The German Library
The German Library series is unique for presenting an entire foreign culture to the English speaking world, from 800 A.D. to the present. It includes not only works of literature in translation, but also philosophy, history, the visual and performing arts, the sciences, the social sciences, psychology, and religion.
The quality and range of The German Library are without parallel, as attested by notices in the Washington Post Book World ("distinguished"), Booklist ("important"), Choice ("outstanding translations"), Unterrichtspraxis ("reliable"), and elsewhere.
The German Library was conceived in 1980 by Volkmar Sander, Erich Maria Remarque Professor Emeritus of German at NYU and founder of the Deutsches Haus at NYU, and Werner Mark Linz, founder and president of the Continuum Publishing Company. The first ten volumes were issued in 1982.
The German Library encompasses German, Austrian, and Swiss authors, essayists, and thinkers. Altogether, nearly 1,000 figures are included, from Wolfram von Eschenbach and Hildegard of Bingen to Heinrich Böll, and in between Goethe, Schiller, Lessing, Heine, Schopenhauer, Kant, Hegel, Rilke, Nietzsche, Büchner, Schnitzler, Marx, Kraus, Kafka, Musil, Freud, Horkheimer, Adorno, Brecht, Dürrenmatt, Hochhuth, Frisch, Timm, and Bernhard.
Many of The German Library volumes feature introductions by internationally renowned figures such as Günter Grass, E. L. Doctorow, John Irving, Hannah Arendt, Max Frisch, Alfred Kazin, Peter Gay, Joel Agee, Harold Bloom, John Simon, Howard Nemerov, and René Wellek. Among the editors of individual books are scholars such as Peter Demetz (Yale), Sander L. Gilman (Chicago), Reinhold Grimm (California), Victor Lange (Princeton), Wolfgang Schirmacher (The European Graduate School) and A. Leslie Willson (Texas).
Seventeen Nobel Prize winners are published in The German Library, both in literature and the sciences, among them Gerhart Hauptmann, Hermann Hesse, Thomas Mann, Nelly Sachs, Elias Canetti, Heinrich Böll, Günter Grass, and Elfriede Jelinek (in Contemporary Austrian Writings), Albert Einstein, Max Planck, Werner Heisenberg, and Albert Schweitzer.
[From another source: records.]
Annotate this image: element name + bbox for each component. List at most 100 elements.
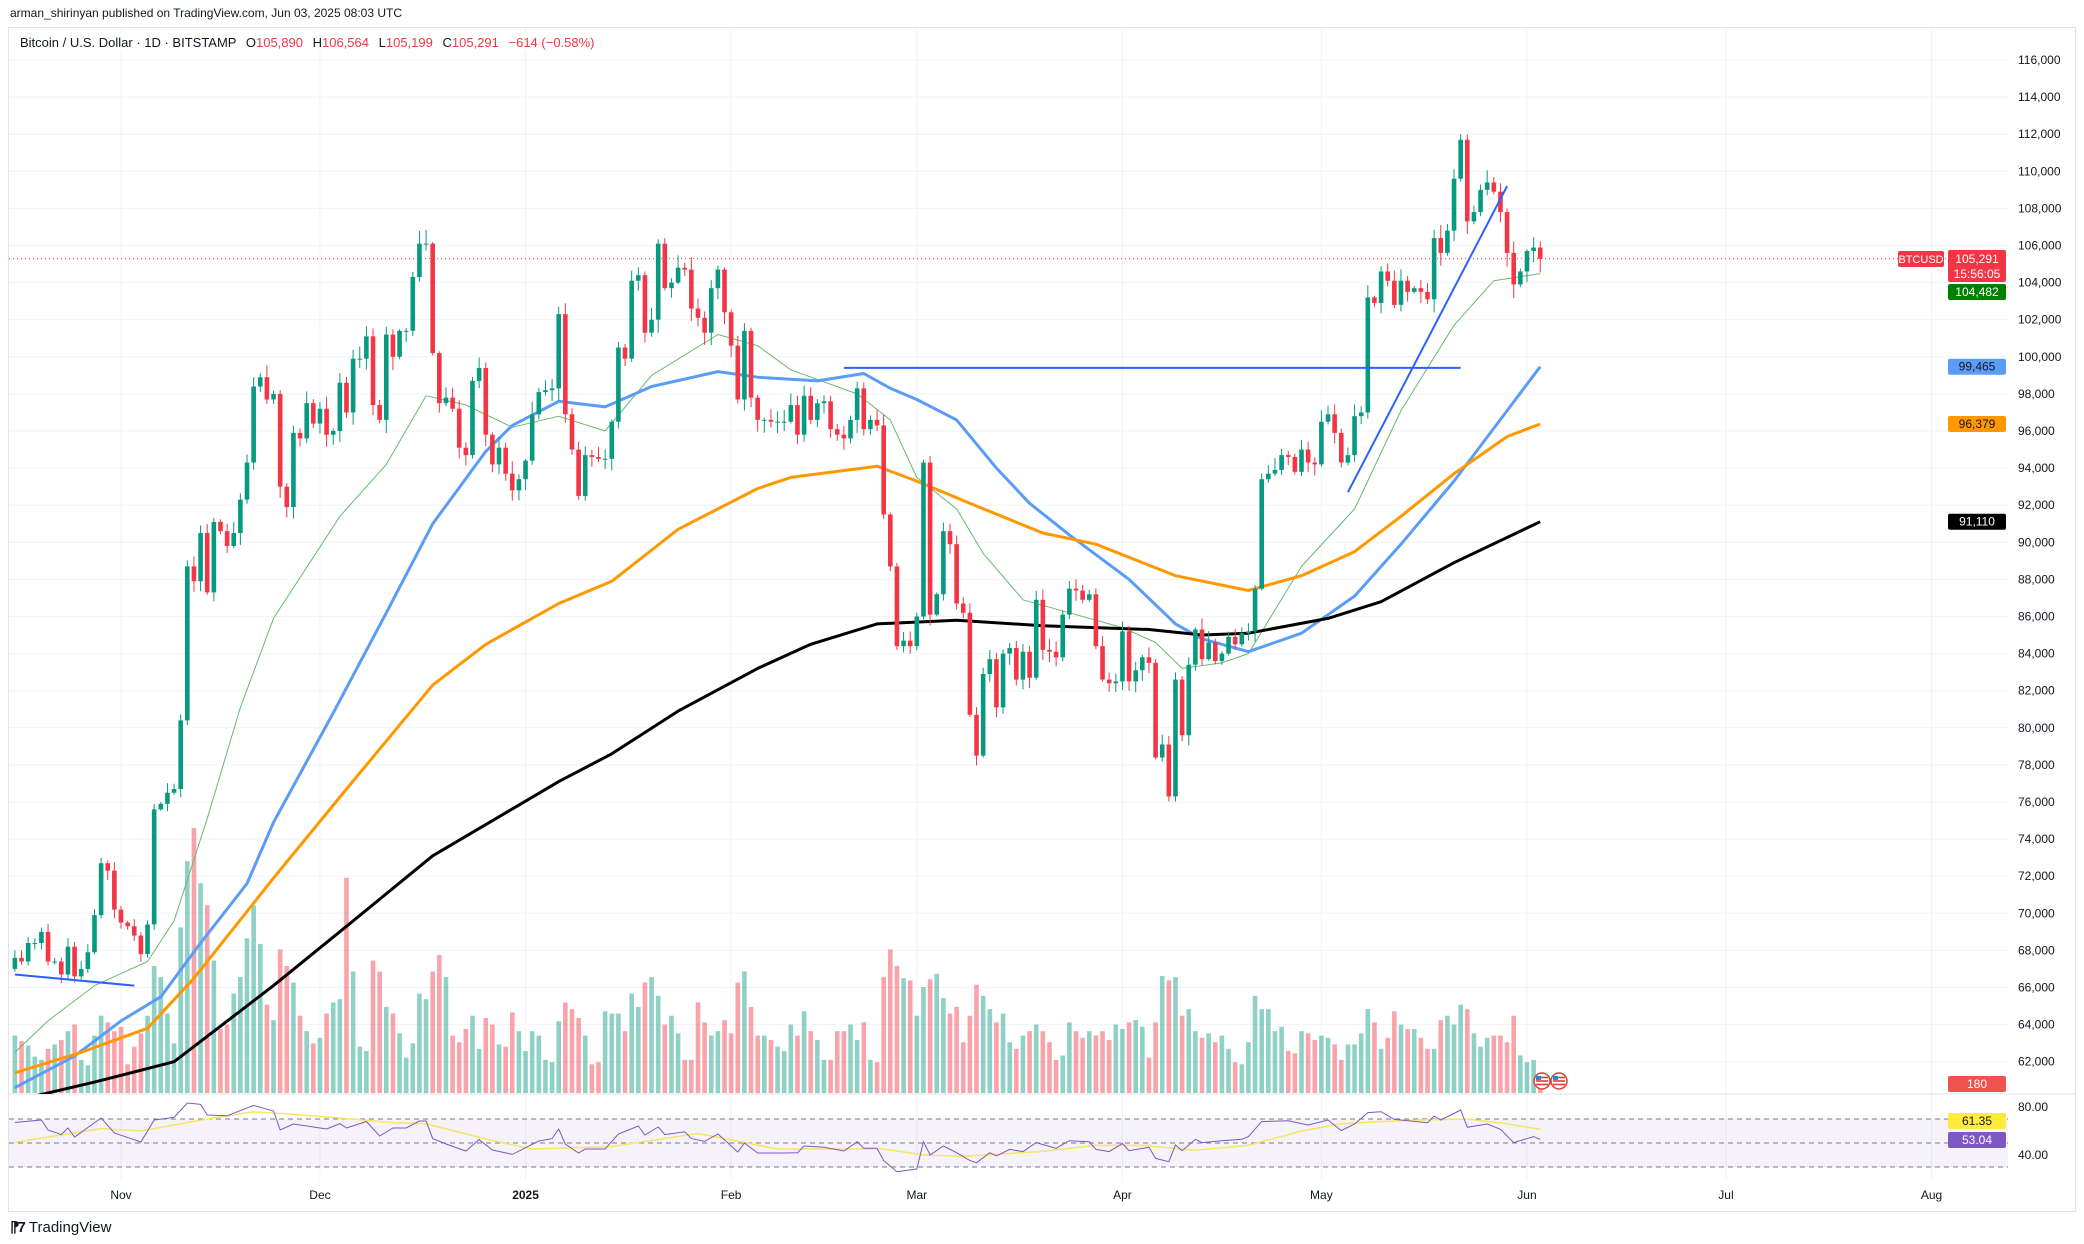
volume-bar: [1504, 1042, 1510, 1093]
candle-body: [25, 942, 31, 962]
candle-body: [742, 330, 747, 400]
candle-body: [344, 382, 349, 413]
time-tick-label[interactable]: Feb: [721, 1188, 742, 1202]
rsi-ma-value-badge: [1948, 1113, 2006, 1129]
candle-body: [987, 659, 993, 675]
time-tick-label[interactable]: Aug: [1921, 1188, 1942, 1202]
drawings[interactable]: [14, 185, 1508, 987]
volume-bar: [1113, 1024, 1119, 1093]
candle-body: [967, 612, 973, 715]
candle-body: [1186, 664, 1192, 736]
candle-body: [1279, 455, 1284, 470]
volume-bar: [1047, 1042, 1052, 1093]
candle-body: [1378, 271, 1384, 304]
candle-body: [311, 403, 316, 424]
price-axis[interactable]: 62,000 64,000 66,000 68,000 70,000 72,000 74,0…: [2018, 53, 2062, 1162]
time-tick-label[interactable]: Jul: [1718, 1188, 1733, 1202]
volume-bar: [828, 1059, 833, 1093]
symbol-legend[interactable]: Bitcoin / U.S. Dollar · 1D · BITSTAMP O1…: [18, 34, 597, 51]
candle-body: [1173, 679, 1178, 797]
candle-body: [556, 314, 562, 389]
volume-bar: [410, 1043, 416, 1093]
time-tick-label[interactable]: 2025: [512, 1188, 539, 1202]
candle-body: [861, 388, 867, 430]
tradingview-logo[interactable]: ⁋7 TradingView: [10, 1218, 111, 1237]
candle-body: [383, 334, 389, 420]
candle-body: [19, 957, 24, 962]
candle-body: [702, 317, 707, 333]
volume-bar: [1140, 1026, 1145, 1093]
candle-body: [476, 367, 482, 381]
volume-bar: [1345, 1044, 1351, 1093]
candle-body: [456, 408, 462, 448]
time-tick-label[interactable]: Dec: [309, 1188, 330, 1202]
volume-bar: [1100, 1031, 1105, 1093]
event-icons[interactable]: [1533, 1072, 1568, 1090]
grid: [9, 28, 2076, 1180]
volume-bar: [324, 1013, 329, 1093]
volume-bar: [682, 1059, 688, 1093]
candle-body: [669, 282, 674, 289]
candle-body: [1464, 139, 1470, 222]
time-tick-label[interactable]: May: [1310, 1188, 1333, 1202]
candle-body: [888, 514, 893, 567]
time-axis[interactable]: Nov Dec 2025 Feb Mar Apr May Jun Jul Aug: [110, 1188, 1942, 1202]
candle-body: [443, 397, 449, 404]
candle-body: [1392, 280, 1397, 305]
ma_blue-line: [14, 365, 1542, 1090]
candle-body: [1100, 646, 1105, 680]
volume-bar: [735, 982, 741, 1093]
rsi-value-text: 53.04: [1962, 1133, 1992, 1147]
volume-bar: [1352, 1044, 1357, 1093]
volume-bar: [914, 1015, 920, 1093]
volume-bar: [191, 828, 197, 1093]
ma-orange-value-badge: [1948, 415, 2006, 432]
candle-body: [974, 714, 979, 756]
candle-body: [125, 922, 130, 927]
candle-body: [218, 521, 223, 532]
candle-body: [138, 935, 144, 955]
candle-body: [1484, 182, 1490, 190]
price-tick-label: 92,000: [2018, 498, 2055, 512]
volume-bar: [921, 987, 926, 1093]
volume-bar: [1014, 1048, 1019, 1093]
candle-body: [808, 395, 814, 420]
volume-bar: [881, 977, 886, 1093]
candle-body: [596, 456, 601, 459]
trendline-drawing[interactable]: [14, 973, 135, 987]
candle-body: [92, 915, 97, 953]
time-tick-label[interactable]: Nov: [110, 1188, 131, 1202]
candle-body: [994, 659, 999, 708]
volume-bar: [934, 973, 940, 1093]
time-tick-label[interactable]: Mar: [907, 1188, 928, 1202]
candle-body: [768, 419, 774, 422]
time-tick-label[interactable]: Jun: [1517, 1188, 1536, 1202]
volume-bar: [171, 1043, 177, 1093]
volume-bar: [1478, 1046, 1483, 1093]
candle-body: [1014, 648, 1019, 680]
chart-frame: [8, 27, 2076, 1212]
volume-bar: [549, 1062, 555, 1093]
volume-bar: [1524, 1062, 1530, 1093]
price-tick-label: 76,000: [2018, 795, 2055, 809]
volume-bar: [211, 960, 217, 1093]
candle-body: [1385, 271, 1391, 281]
candle-body: [1126, 631, 1132, 682]
volume-bar: [1153, 1022, 1158, 1093]
volume-bar: [742, 971, 747, 1093]
time-tick-label[interactable]: Apr: [1113, 1188, 1132, 1202]
candle-body: [980, 674, 986, 756]
trendline-drawing[interactable]: [1347, 185, 1508, 493]
volume-bar: [781, 1051, 787, 1093]
ma-black-value-text: 91,110: [1959, 515, 1995, 529]
candle-body: [1106, 679, 1112, 684]
volume-bar: [370, 960, 376, 1093]
candle-body: [1372, 297, 1377, 304]
candle-body: [616, 347, 621, 422]
candle-body: [689, 269, 694, 309]
candle-body: [1266, 473, 1271, 480]
volume-bar: [377, 971, 382, 1093]
volume-bar: [198, 883, 203, 1093]
flag-stripe: [1553, 1080, 1565, 1082]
The German Library has been supported from the beginning by the Deutsches Haus at New York University, Inter Nationes in Bonn, private agencies and corporations, as well as Stifterverband für die Deutsche Wissenschaft. In 2007, Continuum and Deutsches Haus celebrated the completion of the library with the publication of the 100th volume.